You can override a setter/getter without having to poke around the internal state of the class (i.e. ivars) -- just call the super's methods in your overrides:
- (Thing *)thing {
// do your extra stuff here
// ...
return [super thing];
}
- (void)setThing:(Thing *)thing {
// do your extra stuff here
// ...
[super setThing:thing];
}
An alternative that might suit your problem is to use KVO.
Update
Of course, overriding setBounds might not be necessary. See this question -- layoutSubviews gets called if the frame changes, and changing the bounds causes the frame size to also be updated. So consider putting your code into layoutSubviews.
Final update
Ok, here is why Apple is never going to suddenly declare some @property items as using a non-standard method names (as you fear):
It would break everything in the app store.

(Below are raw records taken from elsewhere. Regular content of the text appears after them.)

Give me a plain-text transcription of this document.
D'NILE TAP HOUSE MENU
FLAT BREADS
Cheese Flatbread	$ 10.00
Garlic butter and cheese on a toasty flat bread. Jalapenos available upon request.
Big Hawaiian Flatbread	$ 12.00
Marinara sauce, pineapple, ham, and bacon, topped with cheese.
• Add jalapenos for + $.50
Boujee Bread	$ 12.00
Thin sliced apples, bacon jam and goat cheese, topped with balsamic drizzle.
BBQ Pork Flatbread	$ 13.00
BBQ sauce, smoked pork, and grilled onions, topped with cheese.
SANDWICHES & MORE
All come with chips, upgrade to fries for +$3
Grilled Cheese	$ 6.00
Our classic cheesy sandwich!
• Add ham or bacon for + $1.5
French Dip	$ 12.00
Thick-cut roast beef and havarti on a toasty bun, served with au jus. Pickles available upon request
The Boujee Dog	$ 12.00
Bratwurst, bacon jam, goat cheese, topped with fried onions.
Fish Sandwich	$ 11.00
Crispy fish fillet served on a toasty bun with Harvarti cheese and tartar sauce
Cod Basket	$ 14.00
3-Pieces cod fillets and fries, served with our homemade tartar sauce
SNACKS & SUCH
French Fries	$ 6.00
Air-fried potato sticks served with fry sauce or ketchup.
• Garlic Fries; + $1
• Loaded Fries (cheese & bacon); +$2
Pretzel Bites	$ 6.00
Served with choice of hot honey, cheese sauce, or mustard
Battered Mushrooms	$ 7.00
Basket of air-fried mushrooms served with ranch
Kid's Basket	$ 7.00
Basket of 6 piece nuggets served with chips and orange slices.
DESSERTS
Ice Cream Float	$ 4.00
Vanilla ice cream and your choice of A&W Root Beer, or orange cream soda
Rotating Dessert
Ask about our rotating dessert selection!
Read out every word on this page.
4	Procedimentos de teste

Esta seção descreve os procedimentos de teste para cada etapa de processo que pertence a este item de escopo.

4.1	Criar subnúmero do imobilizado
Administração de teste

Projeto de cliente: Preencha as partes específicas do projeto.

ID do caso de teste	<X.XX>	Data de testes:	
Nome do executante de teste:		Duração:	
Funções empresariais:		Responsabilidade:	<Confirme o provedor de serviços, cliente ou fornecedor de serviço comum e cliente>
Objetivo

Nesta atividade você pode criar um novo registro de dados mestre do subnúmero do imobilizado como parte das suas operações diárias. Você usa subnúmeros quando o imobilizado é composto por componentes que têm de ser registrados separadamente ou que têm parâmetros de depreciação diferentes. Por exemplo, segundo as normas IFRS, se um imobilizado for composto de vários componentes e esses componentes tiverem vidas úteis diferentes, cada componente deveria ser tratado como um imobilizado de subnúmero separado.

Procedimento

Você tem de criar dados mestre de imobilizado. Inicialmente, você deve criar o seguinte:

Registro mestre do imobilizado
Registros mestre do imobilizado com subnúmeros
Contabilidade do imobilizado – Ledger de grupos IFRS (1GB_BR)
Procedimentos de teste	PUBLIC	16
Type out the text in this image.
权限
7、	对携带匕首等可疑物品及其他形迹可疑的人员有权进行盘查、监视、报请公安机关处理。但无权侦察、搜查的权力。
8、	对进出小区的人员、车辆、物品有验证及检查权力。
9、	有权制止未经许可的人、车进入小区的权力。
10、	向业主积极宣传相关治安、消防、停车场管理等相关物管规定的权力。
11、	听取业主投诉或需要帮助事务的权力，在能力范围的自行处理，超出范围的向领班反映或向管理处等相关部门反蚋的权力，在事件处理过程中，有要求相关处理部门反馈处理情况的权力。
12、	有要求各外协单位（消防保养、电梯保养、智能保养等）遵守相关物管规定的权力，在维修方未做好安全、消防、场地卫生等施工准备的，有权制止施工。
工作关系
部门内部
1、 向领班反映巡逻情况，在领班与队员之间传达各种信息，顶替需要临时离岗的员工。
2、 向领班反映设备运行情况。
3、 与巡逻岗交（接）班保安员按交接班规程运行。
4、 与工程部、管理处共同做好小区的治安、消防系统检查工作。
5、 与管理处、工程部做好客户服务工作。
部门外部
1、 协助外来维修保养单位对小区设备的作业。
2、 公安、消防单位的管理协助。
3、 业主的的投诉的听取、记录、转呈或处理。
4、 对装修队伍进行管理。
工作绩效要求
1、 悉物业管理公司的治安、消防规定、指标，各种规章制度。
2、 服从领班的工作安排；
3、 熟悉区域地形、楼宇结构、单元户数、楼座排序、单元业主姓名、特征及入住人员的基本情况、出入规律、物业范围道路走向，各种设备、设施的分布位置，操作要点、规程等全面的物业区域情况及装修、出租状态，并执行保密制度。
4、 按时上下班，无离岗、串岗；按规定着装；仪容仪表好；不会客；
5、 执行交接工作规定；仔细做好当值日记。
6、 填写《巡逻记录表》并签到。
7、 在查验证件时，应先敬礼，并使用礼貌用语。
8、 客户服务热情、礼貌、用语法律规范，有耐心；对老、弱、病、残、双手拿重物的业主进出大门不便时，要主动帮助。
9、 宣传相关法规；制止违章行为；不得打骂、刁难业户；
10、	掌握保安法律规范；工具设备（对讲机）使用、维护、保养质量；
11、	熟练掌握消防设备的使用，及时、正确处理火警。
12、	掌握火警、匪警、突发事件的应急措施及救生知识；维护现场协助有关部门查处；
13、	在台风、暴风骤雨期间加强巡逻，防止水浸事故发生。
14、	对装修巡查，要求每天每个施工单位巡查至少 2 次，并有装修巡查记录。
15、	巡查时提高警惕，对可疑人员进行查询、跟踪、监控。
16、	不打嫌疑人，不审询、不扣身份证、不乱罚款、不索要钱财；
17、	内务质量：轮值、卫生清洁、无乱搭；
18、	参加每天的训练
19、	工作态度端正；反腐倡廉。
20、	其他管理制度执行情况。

Think about it this way: at compile time, any code that accesses a property using dot notation, e.g. the obj.x syntactic sugar, is converted to a message of the form [obj x]. Likewise for properties -- they are converted at compile time into regular methods. So, compiled binaries know nothing about dot notation and properties -- they just call regular selectors. So if Apple released an update to iOS that declared some public properties as having non-standard implementation methods, everything in the app store could break. Everything. There is no fault on your behalf in this scenario if your app broke like the rest -- it would be Apple's fault, not yours.